Эти слова мой мозг посылает моему рту, чтобы озвучить, но даже я замечаю, что получается у меня это не очень разборчиво. Он, наверное, слышит, что-то вроде: «Я б предпочл срыгнуть с милона мстов».

— Давай сократим игру в половину? — говорит Лукас, глядя на мои пустые стаканы. — Выиграет тот, кто забьёт пять мячей.

Он хитрый обманщик, но я вижу его насквозь.

— Ты действительно думаешь, что я не могу победить тебя? — говорю я, прицеливаясь для следующего броска. Я пробую другую тактику: закрыть один глаз и выровнять траекторию своего мяча, используя только направление ветра. Я бросаю, мячик пролетает над головой Лукаса... и бьет Джимми Матерса прямо в ухо.

— Эй! Смотри куда бьёшь!

— Ха! — я хлопаю в ладоши. — Я играю по правилам восточного побережья. Если вы попадаете последнему проигравшему прямо в голову, то автоматически выигрываете.

— Хорошая попытка. Ты же понимаешь, что цель игры в том, чтобы закинуть мяч прямо в стакан, да?

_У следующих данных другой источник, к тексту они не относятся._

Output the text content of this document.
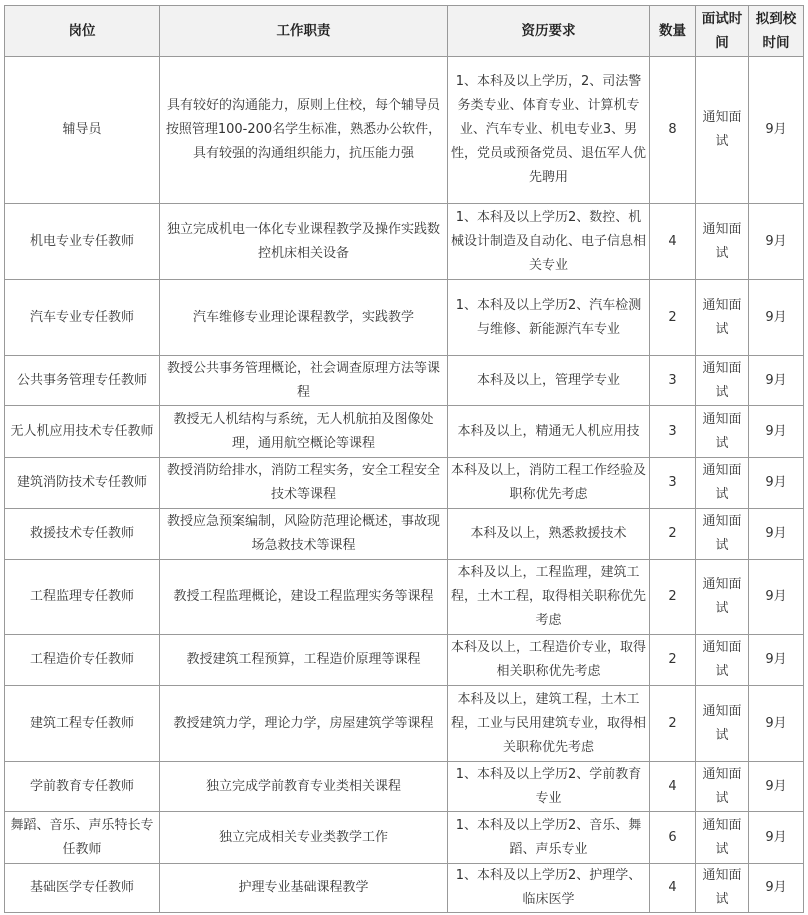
岗位	工作职责	资历要求	数量	面试时间	拟到校时间
辅导员	具有较好的沟通能力，原则上住校，每个辅导员按照管理100-200名学生标准，熟悉办公软件，具有较强的沟通组织能力，抗压能力强	1、本科及以上学历，2、司法警务类专业、体育专业、计算机专业、汽车专业、机电专业3、男性，党员或预备党员、退伍军人优先聘用	8	通知面试	9月
机电专业专任教师	独立完成机电一体化专业课程教学及操作实践数控机床相关设备	1、本科及以上学历2、数控、机械设计制造及自动化、电子信息相关专业	4	通知面试	9月
汽车专业专任教师	汽车维修专业理论课程教学，实践教学	1、本科及以上学历2、汽车检测与维修、新能源汽车专业	2	通知面试	9月
公共事务管理专任教师	教授公共事务管理概论，社会调查原理方法等课程	本科及以上，管理学专业	3	通知面试	9月
无人机应用技术专任教师	教授无人机结构与系统，无人机航拍及图像处理，通用航空概论等课程	本科及以上，精通无人机应用技	3	通知面试	9月
建筑消防技术专任教师	教授消防给排水，消防工程实务，安全工程安全技术等课程	本科及以上，消防工程工作经验及职称优先考虑	3	通知面试	9月
救援技术专任教师	教授应急预案编制，风险防范理论概述，事故现场急救技术等课程	本科及以上，熟悉救援技术	2	通知面试	9月
工程监理专任教师	教授工程监理概论，建设工程监理实务等课程	本科及以上，工程监理，建筑工程，土木工程，取得相关职称优先考虑	2	通知面试	9月
工程造价专任教师	教授建筑工程预算，工程造价原理等课程	本科及以上，工程造价专业，取得相关职称优先考虑	2	通知面试	9月
建筑工程专任教师	教授建筑力学，理论力学，房屋建筑学等课程	本科及以上，建筑工程，土木工程，工业与民用建筑专业，取得相关职称优先考虑	2	通知面试	9月
学前教育专任教师	独立完成学前教育专业类相关课程	1、本科及以上学历2、学前教育专业	4	通知面试	9月
舞蹈、音乐、声乐特长专任教师	独立完成相关专业类教学工作	1、本科及以上学历2、音乐、舞蹈、声乐专业	6	通知面试	9月
基础医学专任教师	护理专业基础课程教学	1、本科及以上学历2、护理学、临床医学	4	通知面试	9月
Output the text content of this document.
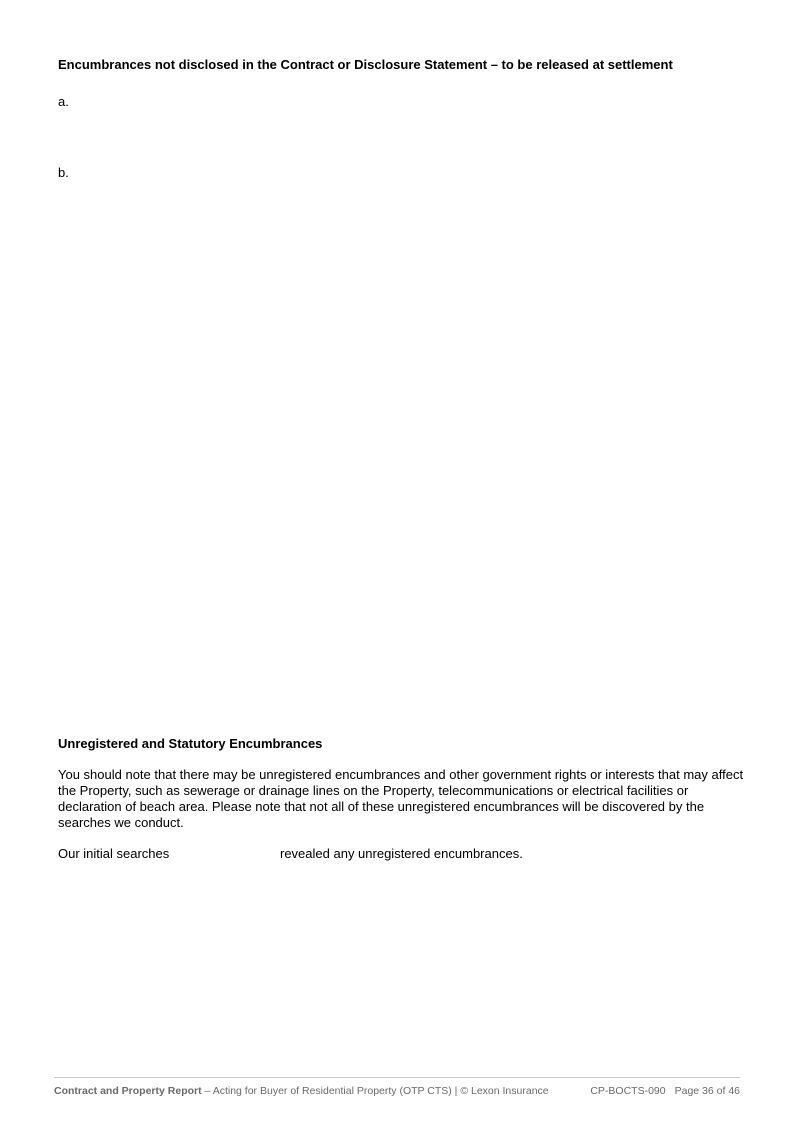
Encumbrances not disclosed in the Contract or Disclosure Statement – to be released at settlement
a.
b.
Unregistered and Statutory Encumbrances
You should note that there may be unregistered encumbrances and other government rights or interests that may affect the Property, such as sewerage or drainage lines on the Property, telecommunications or electrical facilities or declaration of beach area. Please note that not all of these unregistered encumbrances will be discovered by the searches we conduct.
Our initial searches	revealed any unregistered encumbrances.
Contract and Property Report – Acting for Buyer of Residential Property (OTP CTS) | © Lexon Insurance	CP-BOCTS-090 Page 36 of 46
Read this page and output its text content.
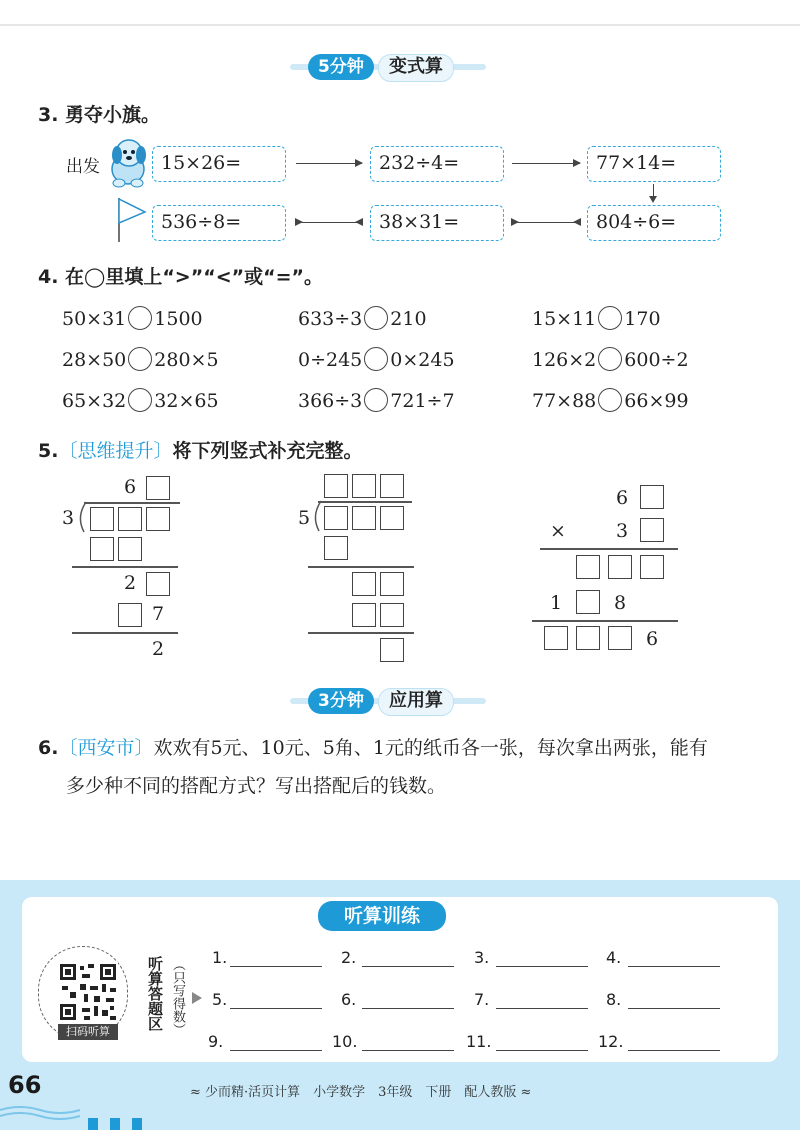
5分钟	变式算
3. 勇夺小旗。
出发	15×26=	232÷4=	77×14=
804÷6=
38×31=
536÷8=
4. 在◯里填上“>”“<”或“=”。
50×31 1500	633÷3 210	15×11 170
28×50 280×5	0÷245 0×245	126×2 600÷2
65×32 32×65	366÷3 721÷7	77×88 66×99
5.〔思维提升〕将下列竖式补充完整。
6
3
2
7
2
5
6
×	3
1	8
6
3分钟	应用算
6.〔西安市〕欢欢有5元、10元、5角、1元的纸币各一张，每次拿出两张，能有
多少种不同的搭配方式？写出搭配后的钱数。
听算训练
扫码听算
听算答题区 （只写得数）
1.	2.	3.	4.
5.	6.	7.	8.
9.	10.	11.	12.
66	≈ 少而精·活页计算　小学数学　3年级　下册　配人教版 ≈
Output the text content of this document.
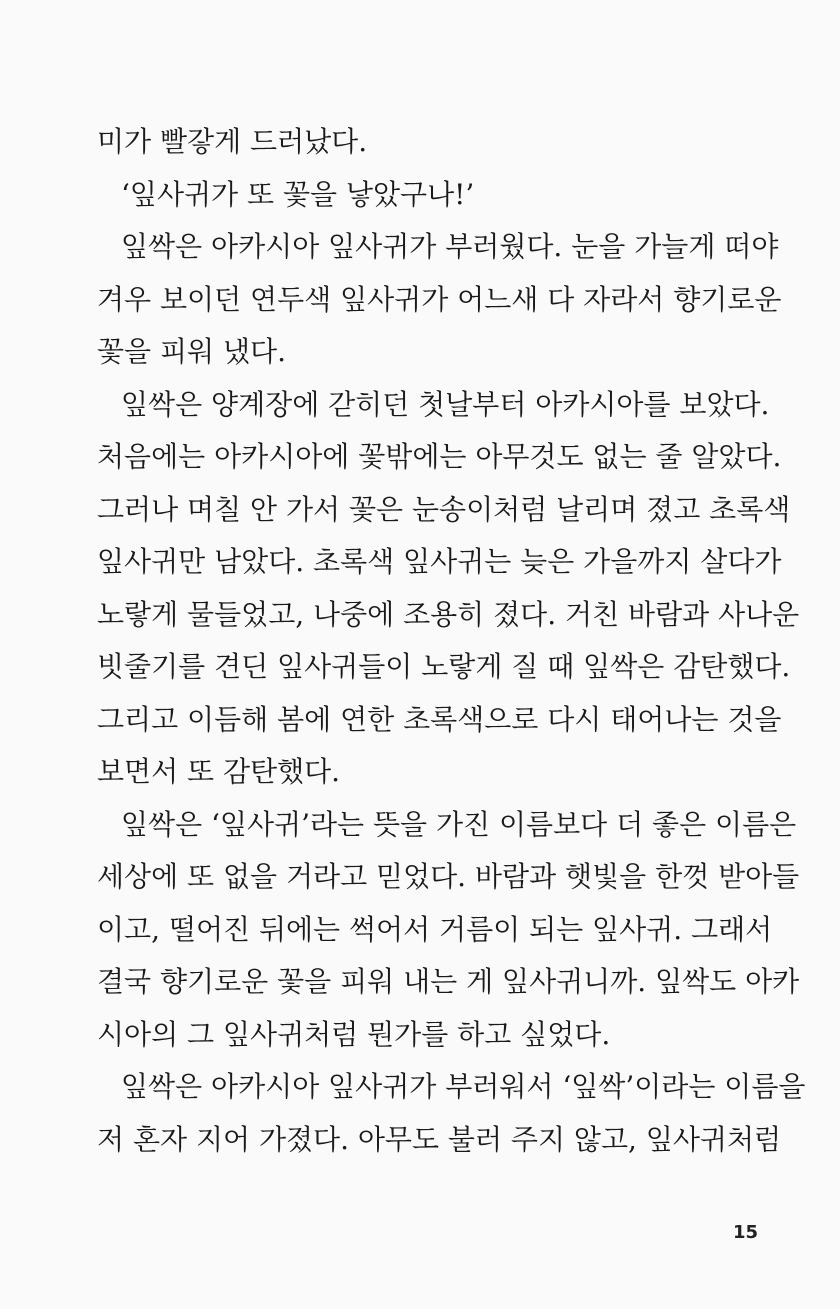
미가 빨갛게 드러났다.
‘잎사귀가 또 꽃을 낳았구나!’
잎싹은 아카시아 잎사귀가 부러웠다. 눈을 가늘게 떠야
겨우 보이던 연두색 잎사귀가 어느새 다 자라서 향기로운
꽃을 피워 냈다.
잎싹은 양계장에 갇히던 첫날부터 아카시아를 보았다.
처음에는 아카시아에 꽃밖에는 아무것도 없는 줄 알았다.
그러나 며칠 안 가서 꽃은 눈송이처럼 날리며 졌고 초록색
잎사귀만 남았다. 초록색 잎사귀는 늦은 가을까지 살다가
노랗게 물들었고, 나중에 조용히 졌다. 거친 바람과 사나운
빗줄기를 견딘 잎사귀들이 노랗게 질 때 잎싹은 감탄했다.
그리고 이듬해 봄에 연한 초록색으로 다시 태어나는 것을
보면서 또 감탄했다.
잎싹은 ‘잎사귀’라는 뜻을 가진 이름보다 더 좋은 이름은
세상에 또 없을 거라고 믿었다. 바람과 햇빛을 한껏 받아들
이고, 떨어진 뒤에는 썩어서 거름이 되는 잎사귀. 그래서
결국 향기로운 꽃을 피워 내는 게 잎사귀니까. 잎싹도 아카
시아의 그 잎사귀처럼 뭔가를 하고 싶었다.
잎싹은 아카시아 잎사귀가 부러워서 ‘잎싹’이라는 이름을
저 혼자 지어 가졌다. 아무도 불러 주지 않고, 잎사귀처럼
15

Он бросает ещё несколько раз, и я выпиваю еще пару стаканчиков пива.

— Хорошо, думаю, что для этой партии достаточно. Ты сегодня ужинала?

— Да. Я ходила на свидание с сексуальным парнем. Он купил мне много вкусной еды и позволил съесть всё прямо с его пресса.

Еще один мой мяч летит через задний двор. Примечание для себя: испанский язык легче выучить, чем научится играть в пив-понг.

Я начинаю жалеть, что бросила вызов Лукасу, но потом из дома раздается громкий шум, который спасает меня. Музыка умолкает, и кто-то кричит о том, что нужен врач и о вызове 911.

— Я врач! — кричу я, бросаясь внутрь, чтобы спасти этот вечер.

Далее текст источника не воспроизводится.